Współczynnik odrzuceń wydaje się zmorą wszystkich blogerów, właścicieli sklepów internetowych czy serwisów oferujących usługi. Najprościej mówiąc, oznacza on, że potencjalny klient opuszcza witrynę… i idzie do konkurencji?  Co właściwie dokładnie oznacza współczynnik odrzuceń i czy na pewno jest on niekorzystny dla strony? Jak sobie z nim poradzić i ile wynosi ten idealny?

Czym jest współczynnik odrzuceń?

Współczynnik odrzuceń znany też jako bounce rate mówi o tym, jakie działania i zachowania podejmują Internauci na danej stronie (podstronie www). Bounce rate interesuje przede wszystkim, jaki odsetek użytkowników opuszcza podstronę bez wykonania żadnej akcji np. przejścia na kartę produktu, na bloga, do kolejnego artykułu. Współczynnik odrzuceń wylicza się zarówno dla całej witryny, jak i jej poszczególnych podstron. Działania Internautów, które zalicza się do współczynnika odrzuceń to:

  • Zamknięcie karty/strony/podstrony zaraz po wejściu na nią,
  • Kliknięcie przycisku wstecz, czyli powrót do poprzedniej strony,
  • Kliknięcie w link wychodzący,
  • Wpisanie nowego adresu URL po wyjściu ze strony,
  • Brak działania na stronie przez 30 minut od jej włączenia.

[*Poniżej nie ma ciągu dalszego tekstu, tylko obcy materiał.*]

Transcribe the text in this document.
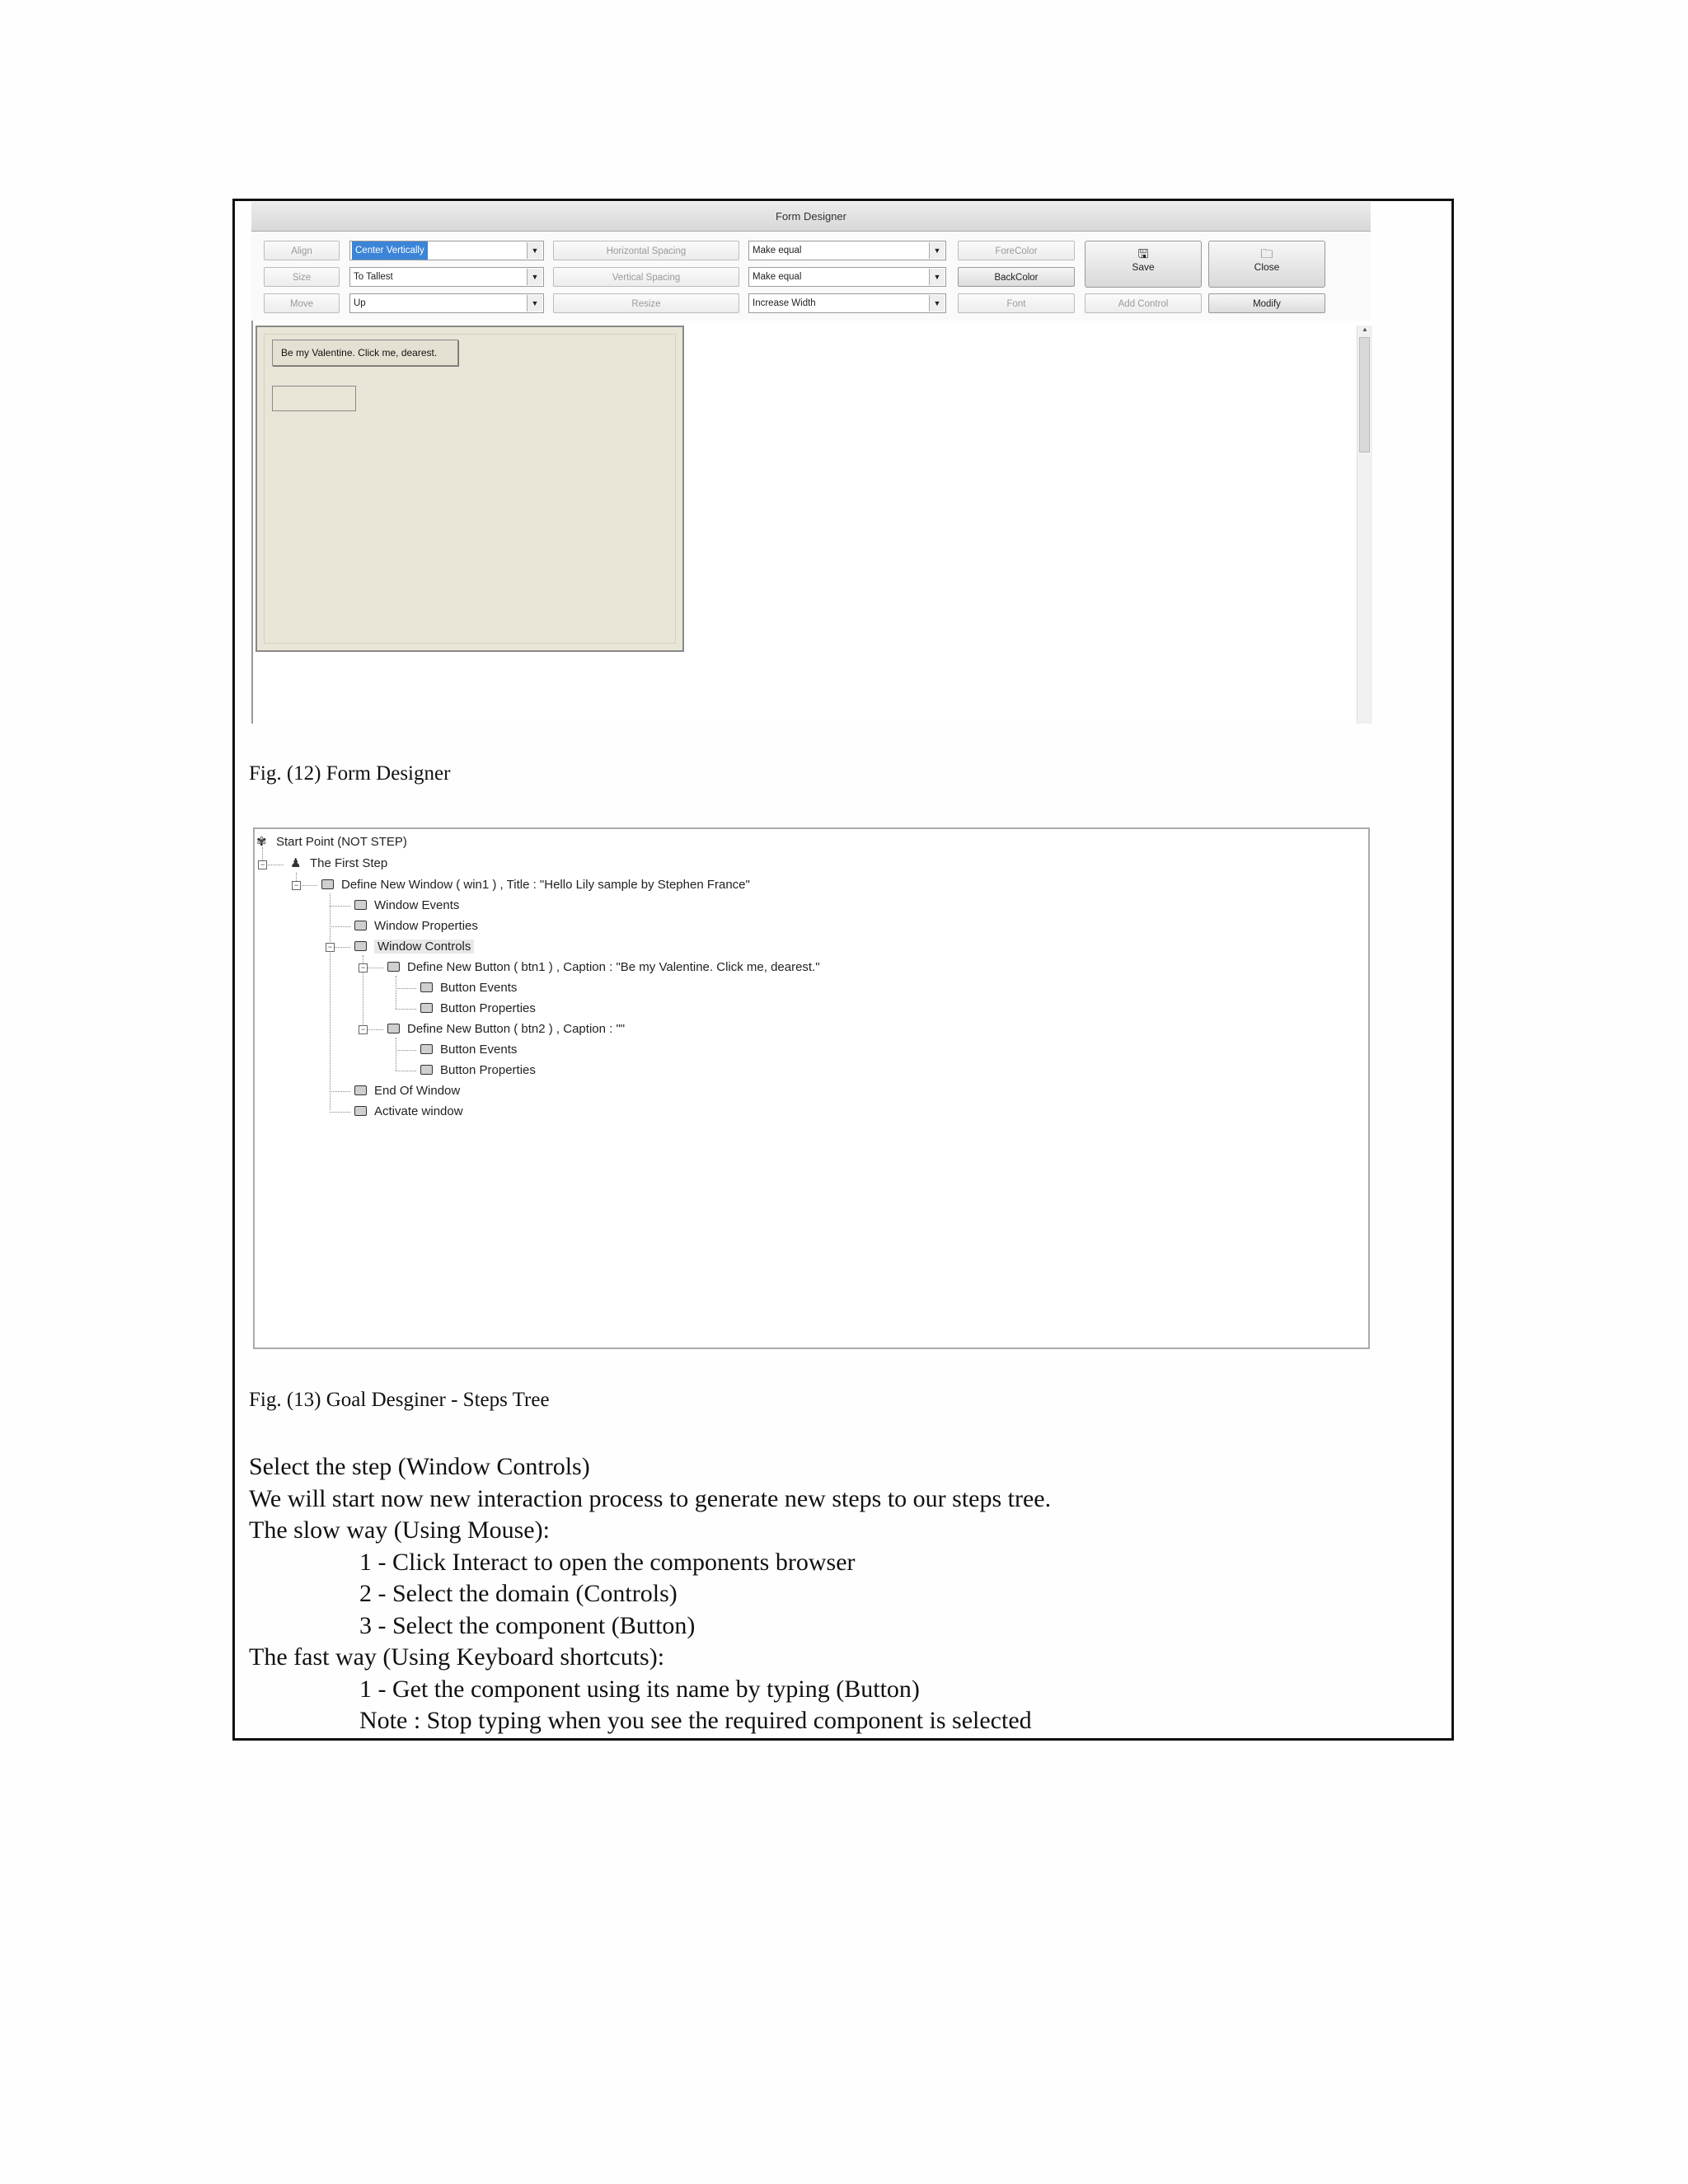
Form Designer
Align
Size
Move
Center Vertically	▼
To Tallest	▼
Up	▼
Horizontal Spacing
Vertical Spacing
Resize
Make equal	▼
Make equal	▼
Increase Width	▼
ForeColor
BackColor
Font
🖫
Save
Add Control
🗀
Close
Modify
Be my Valentine. Click me, dearest.
▲
Fig. (12) Form Designer
−
−
−
−
−
✾ Start Point (NOT STEP)
♟ The First Step
Define New Window ( win1 ) , Title : "Hello Lily sample by Stephen France"
Window Events
Window Properties
Window Controls
Define New Button ( btn1 ) , Caption : "Be my Valentine. Click me, dearest."
Button Events
Button Properties
Define New Button ( btn2 ) , Caption : ""
Button Events
Button Properties
End Of Window
Activate window
Fig. (13) Goal Desginer - Steps Tree
Select the step (Window Controls)
We will start now new interaction process to generate new steps to our steps tree.
The slow way (Using Mouse):
1 - Click Interact to open the components browser
2 - Select the domain (Controls)
3 - Select the component (Button)
The fast way (Using Keyboard shortcuts):
1 - Get the component using its name by typing (Button)
Note : Stop typing when you see the required component is selected
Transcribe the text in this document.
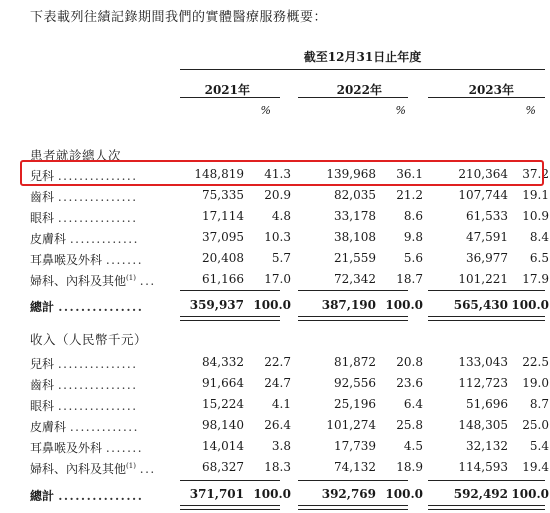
下表載列往績記錄期間我們的實體醫療服務概要：
截至12月31日止年度
2021年	2022年	2023年
%	%	%
患者就診總人次
兒科 ...............	148,819	41.3	139,968	36.1	210,364	37.2
齒科 ...............	75,335	20.9	82,035	21.2	107,744	19.1
眼科 ...............	17,114	4.8	33,178	8.6	61,533	10.9
皮膚科 .............	37,095	10.3	38,108	9.8	47,591	8.4
耳鼻喉及外科 .......	20,408	5.7	21,559	5.6	36,977	6.5
婦科、內科及其他$^{(1)}$ ...	61,166	17.0	72,342	18.7	101,221	17.9
總計 ...............	359,937 100.0	387,190 100.0	565,430 100.0
收入（人民幣千元）
兒科 ...............	84,332	22.7	81,872	20.8	133,043	22.5
齒科 ...............	91,664	24.7	92,556	23.6	112,723	19.0
眼科 ...............	15,224	4.1	25,196	6.4	51,696	8.7
皮膚科 .............	98,140	26.4	101,274	25.8	148,305	25.0
耳鼻喉及外科 .......	14,014	3.8	17,739	4.5	32,132	5.4
婦科、內科及其他$^{(1)}$ ...	68,327	18.3	74,132	18.9	114,593	19.4
總計 ...............	371,701 100.0	392,769 100.0	592,492 100.0
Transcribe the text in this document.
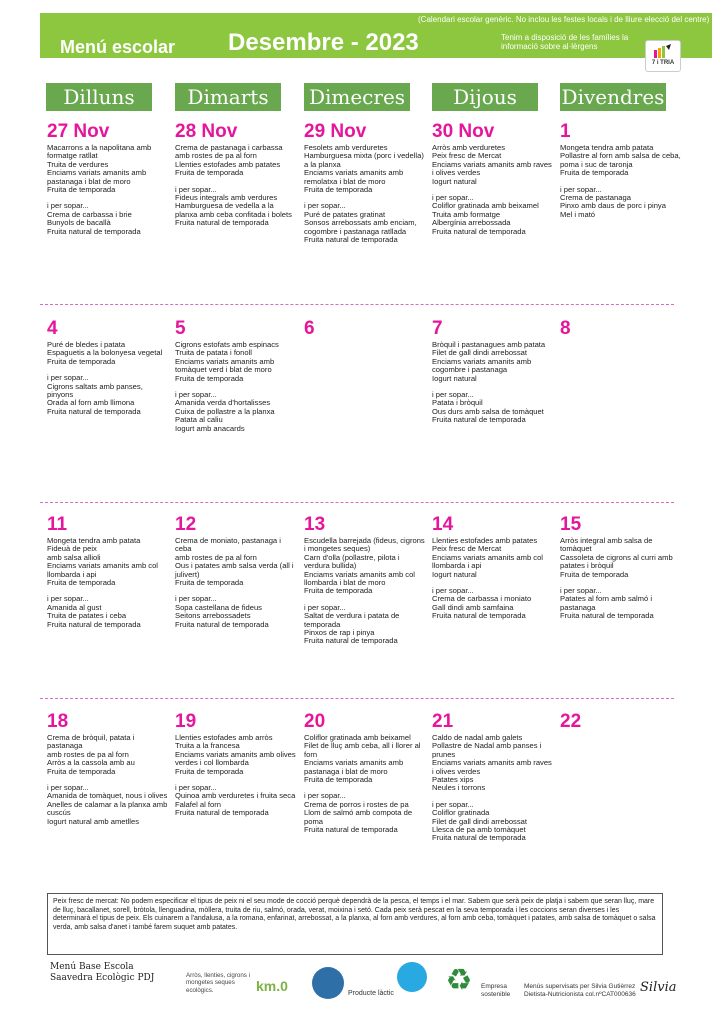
(Calendari escolar genèric. No inclou les festes locals i de lliure elecció del centre)
Menú escolar Desembre - 2023	Tenim a disposició de les famílies la informació sobre al·lèrgens
7 i TRIA
Dilluns	Dimarts	Dimecres	Dijous	Divendres
27 Nov
Macarrons a la napolitana amb formatge ratllat
Truita de verdures
Enciams variats amanits amb pastanaga i blat de moro
Fruita de temporada
i per sopar...
Crema de carbassa i brie
Bunyols de bacallà
Fruita natural de temporada
28 Nov
Crema de pastanaga i carbassa amb rostes de pa al forn
Llenties estofades amb patates
Fruita de temporada
i per sopar...
Fideus integrals amb verdures
Hamburguesa de vedella a la planxa amb ceba confitada i bolets
Fruita natural de temporada
29 Nov
Fesolets amb verduretes
Hamburguesa mixta (porc i vedella) a la planxa
Enciams variats amanits amb remolatxa i blat de moro
Fruita de temporada
i per sopar...
Puré de patates gratinat
Sonsos arrebossats amb enciam, cogombre i pastanaga ratllada
Fruita natural de temporada
30 Nov
Arròs amb verduretes
Peix fresc de Mercat
Enciams variats amanits amb raves i olives verdes
Iogurt natural
i per sopar...
Coliflor gratinada amb beixamel
Truita amb formatge
Albergínia arrebossada
Fruita natural de temporada
1
Mongeta tendra amb patata
Pollastre al forn amb salsa de ceba, poma i suc de taronja
Fruita de temporada
i per sopar...
Crema de pastanaga
Pinxo amb daus de porc i pinya
Mel i mató
4
Puré de bledes i patata
Espaguetis a la bolonyesa vegetal
Fruita de temporada
i per sopar...
Cigrons saltats amb panses, pinyons
Orada al forn amb llimona
Fruita natural de temporada
5
Cigrons estofats amb espinacs
Truita de patata i fonoll
Enciams variats amanits amb tomàquet verd i blat de moro
Fruita de temporada
i per sopar...
Amanida verda d'hortalisses
Cuixa de pollastre a la planxa
Patata al caliu
Iogurt amb anacards
6	7
Bròquil i pastanagues amb patata
Filet de gall dindi arrebossat
Enciams variats amanits amb cogombre i pastanaga
Iogurt natural
i per sopar...
Patata i bròquil
Ous durs amb salsa de tomàquet
Fruita natural de temporada
8
11
Mongeta tendra amb patata
Fideuà de peix
amb salsa allioli
Enciams variats amanits amb col llombarda i api
Fruita de temporada
i per sopar...
Amanida al gust
Truita de patates i ceba
Fruita natural de temporada
12
Crema de moniato, pastanaga i ceba
amb rostes de pa al forn
Ous i patates amb salsa verda (all i julivert)
Fruita de temporada
i per sopar...
Sopa castellana de fideus
Seitons arrebossadets
Fruita natural de temporada
13
Escudella barrejada (fideus, cigrons i mongetes seques)
Carn d'olla (pollastre, pilota i verdura bullida)
Enciams variats amanits amb col llombarda i blat de moro
Fruita de temporada
i per sopar...
Saltat de verdura i patata de temporada
Pinxos de rap i pinya
Fruita natural de temporada
14
Llenties estofades amb patates
Peix fresc de Mercat
Enciams variats amanits amb col llombarda i api
Iogurt natural
i per sopar...
Crema de carbassa i moniato
Gall dindi amb samfaina
Fruita natural de temporada
15
Arròs integral amb salsa de tomàquet
Cassoleta de cigrons al curri amb patates i bròquil
Fruita de temporada
i per sopar...
Patates al forn amb salmó i pastanaga
Fruita natural de temporada
18
Crema de bròquil, patata i pastanaga
amb rostes de pa al forn
Arròs a la cassola amb au
Fruita de temporada
i per sopar...
Amanida de tomàquet, nous i olives
Anelles de calamar a la planxa amb cuscús
Iogurt natural amb ametlles
19
Llenties estofades amb arròs
Truita a la francesa
Enciams variats amanits amb olives verdes i col llombarda
Fruita de temporada
i per sopar...
Quinoa amb verduretes i fruita seca
Falafel al forn
Fruita natural de temporada
20
Coliflor gratinada amb beixamel
Filet de lluç amb ceba, all i llorer al forn
Enciams variats amanits amb pastanaga i blat de moro
Fruita de temporada
i per sopar...
Crema de porros i rostes de pa
Llom de salmó amb compota de poma
Fruita natural de temporada
21
Caldo de nadal amb galets
Pollastre de Nadal amb panses i prunes
Enciams variats amanits amb raves i olives verdes
Patates xips
Neules i torrons
i per sopar...
Coliflor gratinada
Filet de gall dindi arrebossat
Llesca de pa amb tomàquet
Fruita natural de temporada
22
Peix fresc de mercat: No podem especificar el tipus de peix ni el seu mode de cocció perquè dependrà de la pesca, el temps i el mar. Sabem que serà peix de platja i sabem que seran lluç, mare de lluç, bacallanet, sorell, bròtola, llenguadina, mòllera, truita de riu, salmó, orada, verat, moixina i setó. Cada peix serà pescat en la seva temporada i les coccions seran diverses i les determinarà el tipus de peix. Els cuinarem a l'andalusa, a la romana, enfarinat, arrebossat, a la planxa, al forn amb verdures, al forn amb ceba, tomàquet i patates, amb salsa de tomàquet o salsa verda, amb salsa d'anet i també farem suquet amb patates.
Menú Base Escola
Saavedra Ecològic PDJ	Arròs, llenties, cigrons i mongetes seques ecològics.	km.0	Producte làctic ♻	Empresa
sostenible
Menús supervisats per Silvia Gutièrrez
Dietista-Nutricionista col.nºCAT000636 Silvia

Gdzie sprawdzić współczynnik odrzuceń strony?

Współczynnik odrzuceń wylicza się według wzoru. Samodzielne obliczenia nie są jednak najlepszym z pomysłów. Chcąc go poznać, najlepiej wejść w Google Analytics. Pokaże on bounce rate w różnych ujęciach np. źródła ruchu, kampanii płatnych, kraju lub typu urządzenia Internauty. W Google Analytics pozwala sprawdzić współczynnik odrzuceń dla całej witryny, a także najpopularniejszych stron docelowych.

Ile powinien wynosić współczynnik odrzuceń?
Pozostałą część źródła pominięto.